Here is the code that posts the rows to CluedIn:

batch = []
batch_count = 0

start = time.time()
iteration_start = start

for i, row in enumerate(get_rows()):

    if i >= 10:
        break

    batch.append(row)

    if len(batch) >= BATCH_SIZE:
        batch_count += 1
        print(f'posting batch #{batch_count:_} ({len(batch):_} rows)')
        response = post_batch(ctx, batch)
        print_response(start, iteration_start, response)
        
        iteration_start = time.time()
        batch = []

if len(batch) > 0:
    batch_count += 1
    print(f'posting batch #{batch_count:_} ({len(batch):_} rows)')
    response = post_batch(ctx, batch)
    print_response(start, iteration_start, response)
    
    iteration_start = time.time()

print(f'posted {(i + 1):_} rows')

After we run the code, we shall see ten rows in CluedIn:

Ingestion Endpoint Preview

Then, in the Map tab, we create an automatic mapping:

  1. Click “Add Mapping”.
  2. Select “Auto Mapping” and “Next”.
  3. Ensure the entity type is selected or type a new entity type name and click “Create”.
  4. Type the new vocabulary name, like imdb.title and click “Create”.
  5. Click “Create Mapping”.

Ingestion Endpoint Mapping

  1. Click “Edit Mapping”.
  2. On the “Map Entity” tab, select the property used as the entity name and the property used for the origin entity code:

Ingestion Endpoint Mapping

  1. Click “Next” and click “Finish”.
  2. On the “Process” tab, enable “Auto submission” and then click “Switch to Bridge Mode”:

Ingestion Endpoint Bridge Mode

  1. After you followed the instructions, you can remove or comment on these lines in the notebook and rerun it:
    if i >= 10:
        break

All table rows will be posted to CluedIn.

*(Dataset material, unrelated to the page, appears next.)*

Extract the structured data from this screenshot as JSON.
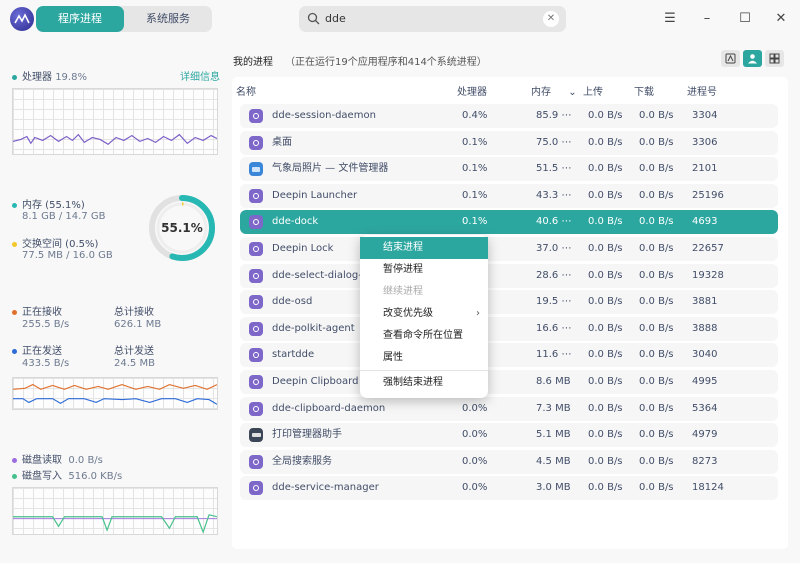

The output in the notebook will look like this:

0:00:13.398879 0:00:13.398889: 200 {'success': True, 'warning': False, 'error': False}

posting batch #2 (100_000 rows)
0:00:22.021498 0:00:08.622231: 200 {'success': True, 'warning': False, 'error': False}

posting batch #3 (100_000 rows)
0:00:30.709844 0:00:08.687518: 200 {'success': True, 'warning': False, 'error': False}

posting batch #4 (100_000 rows)
0:00:40.026708 0:00:09.316675: 200 {'success': True, 'warning': False, 'error': False}

posting batch #5 (100_000 rows)
0:00:48.530380 0:00:08.503460: 200 {'success': True, 'warning': False, 'error': False}

posting batch #6 (100_000 rows)
0:00:57.116517 0:00:08.585930: 200 {'success': True, 'warning': False, 'error': False}

posting batch #7 (1_222 rows)
0:01:02.769714 0:00:05.652984: 200 {'success': True, 'warning': False, 'error': False}

posted 601_222 rows

Give CluedIn some time to process the data, and you should see 601_222 rows in CluedIn.

The same approach works not only with Databricks but also with any other data source. You must change the get_rows method to pull data from your source.